Sepsis (incomplete)

Question 1

[trial name]: 2018 large, international, prospective, multicenter RCT evaluating hydrocortisone in septic shock

Answer 1

ADRENAL

Venkatesh B, et al. “Adjunctive glucocorticoid therapy in patients with septic shock”. New England Journal of Medicine. 2018.

Question 2

ADRENAL trial: what was the primary outcome measure? Was there a differnce?

Answer 2

Death from Any Cause at 90 Days, no difference.

27.9% vs. 28.8% (OR 0.95; 95% CI 0.82–1.10; P=0.50)
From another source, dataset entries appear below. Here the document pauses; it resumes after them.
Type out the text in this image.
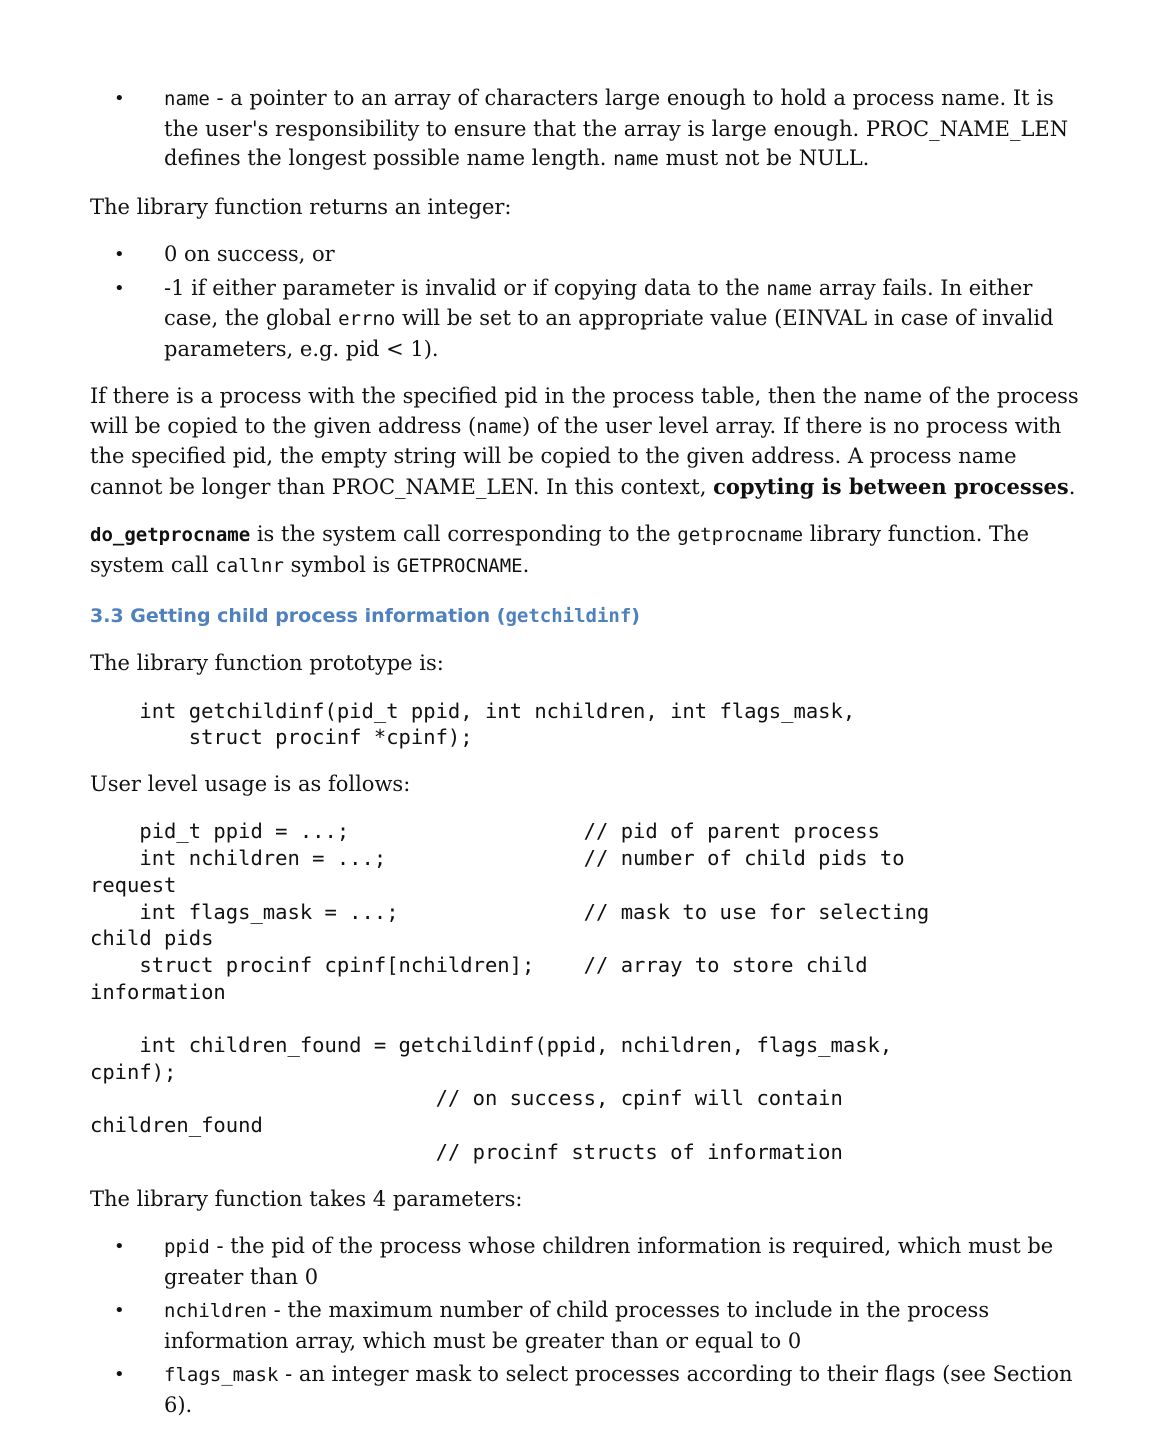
• name - a pointer to an array of characters large enough to hold a process name. It is the user's responsibility to ensure that the array is large enough. PROC_NAME_LEN defines the longest possible name length. name must not be NULL.

The library function returns an integer:

• 0 on success, or
• -1 if either parameter is invalid or if copying data to the name array fails. In either case, the global errno will be set to an appropriate value (EINVAL in case of invalid parameters, e.g. pid < 1).

If there is a process with the specified pid in the process table, then the name of the process will be copied to the given address (name) of the user level array. If there is no process with the specified pid, the empty string will be copied to the given address. A process name cannot be longer than PROC_NAME_LEN. In this context, copyting is between processes.

do_getprocname is the system call corresponding to the getprocname library function. The system call callnr symbol is GETPROCNAME.

3.3 Getting child process information (getchildinf)

The library function prototype is:

int getchildinf(pid_t ppid, int nchildren, int flags_mask,
struct procinf *cpinf);

User level usage is as follows:

pid_t ppid = ...;                   // pid of parent process
int nchildren = ...;                // number of child pids to
request
int flags_mask = ...;               // mask to use for selecting
child pids
struct procinf cpinf[nchildren];    // array to store child
information

int children_found = getchildinf(ppid, nchildren, flags_mask,
cpinf);
// on success, cpinf will contain
children_found
// procinf structs of information

The library function takes 4 parameters:

• ppid - the pid of the process whose children information is required, which must be greater than 0
• nchildren - the maximum number of child processes to include in the process information array, which must be greater than or equal to 0
• flags_mask - an integer mask to select processes according to their flags (see Section 6).
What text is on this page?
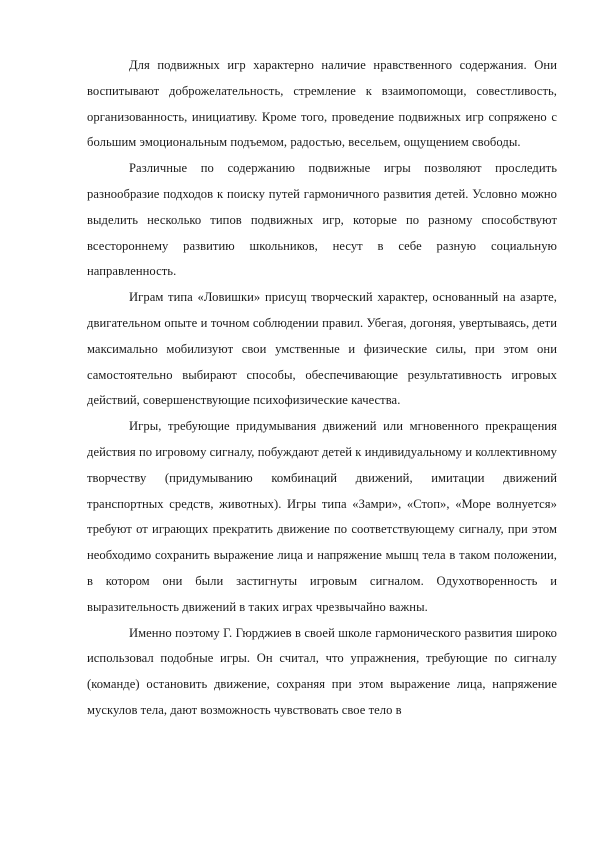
Для подвижных игр характерно наличие нравственного содержания. Они воспитывают доброжелательность, стремление к взаимопомощи, совестливость, организованность, инициативу. Кроме того, проведение подвижных игр сопряжено с большим эмоциональным подъемом, радостью, весельем, ощущением свободы.

Различные по содержанию подвижные игры позволяют проследить разнообразие подходов к поиску путей гармоничного развития детей. Условно можно выделить несколько типов подвижных игр, которые по разному способствуют всестороннему развитию школьников, несут в себе разную социальную направленность.

Играм типа «Ловишки» присущ творческий характер, основанный на азарте, двигательном опыте и точном соблюдении правил. Убегая, догоняя, увертываясь, дети максимально мобилизуют свои умственные и физические силы, при этом они самостоятельно выбирают способы, обеспечивающие результативность игровых действий, совершенствующие психофизические качества.

Игры, требующие придумывания движений или мгновенного прекращения действия по игровому сигналу, побуждают детей к индивидуальному и коллективному творчеству (придумыванию комбинаций движений, имитации движений транспортных средств, животных). Игры типа «Замри», «Стоп», «Море волнуется» требуют от играющих прекратить движение по соответствующему сигналу, при этом необходимо сохранить выражение лица и напряжение мышц тела в таком положении, в котором они были застигнуты игровым сигналом. Одухотворенность и выразительность движений в таких играх чрезвычайно важны.

Именно поэтому Г. Гюрджиев в своей школе гармонического развития широко использовал подобные игры. Он считал, что упражнения, требующие по сигналу (команде) остановить движение, сохраняя при этом выражение лица, напряжение мускулов тела, дают возможность чувствовать свое тело в
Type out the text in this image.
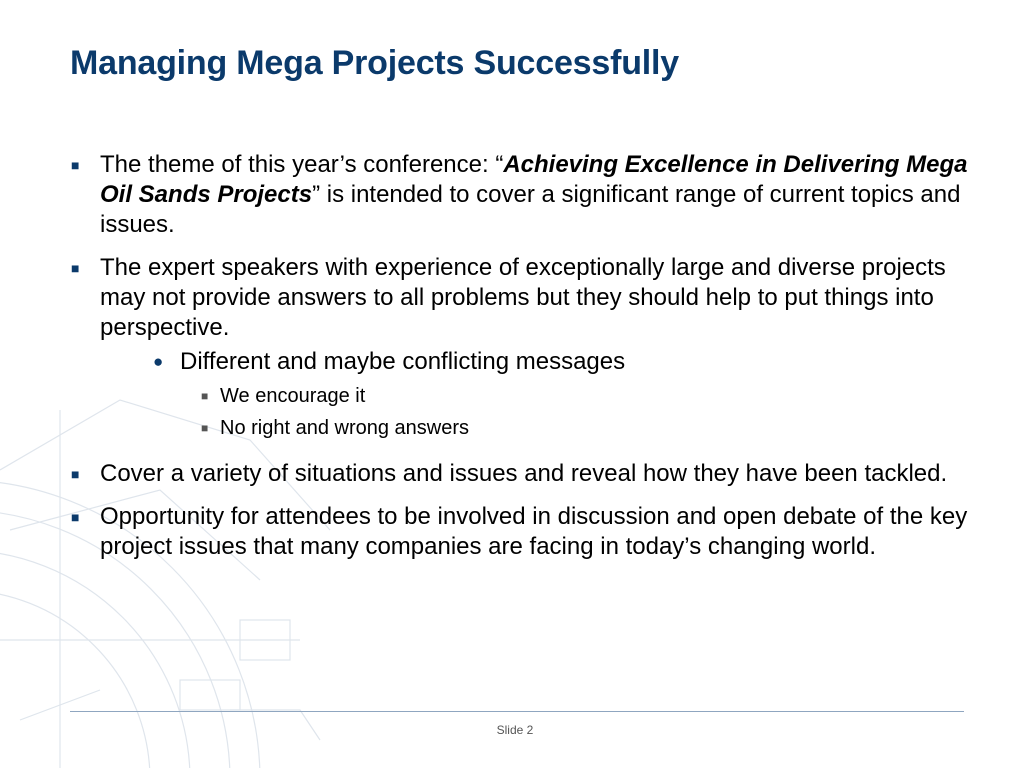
Managing Mega Projects Successfully
■ The theme of this year’s conference: “Achieving Excellence in Delivering Mega Oil Sands Projects” is intended to cover a significant range of current topics and issues.
■ The expert speakers with experience of exceptionally large and diverse projects may not provide answers to all problems but they should help to put things into perspective.
● Different and maybe conflicting messages
■ We encourage it
■ No right and wrong answers
■ Cover a variety of situations and issues and reveal how they have been tackled.
■ Opportunity for attendees to be involved in discussion and open debate of the key project issues that many companies are facing in today’s changing world.
Slide 2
Venkatesh B, et al. “Adjunctive glucocorticoid therapy in patients with septic shock”. New England Journal of Medicine. 2018.

Question 3

ADRENAL trial, 2’ outcomes: Difference in 28 day mortality?

Answer 3

No difference.

22.3% vs. 24.3% (OR 0.89; 95% CI 0.76-1.03; P=0.13)

Venkatesh B, et al. “Adjunctive glucocorticoid therapy in patients with septic shock”. New England Journal of Medicine. 2018.

Question 4

ADRENAL trial, 2’ outcomes: Difference in median time to shock reversal?

Answer 4

Yes, favoring hydrocortisone.

3 (2-5) vs. 4 (2-9) (HR 1.32; 95% CI 1.23–1.41; P<0.001)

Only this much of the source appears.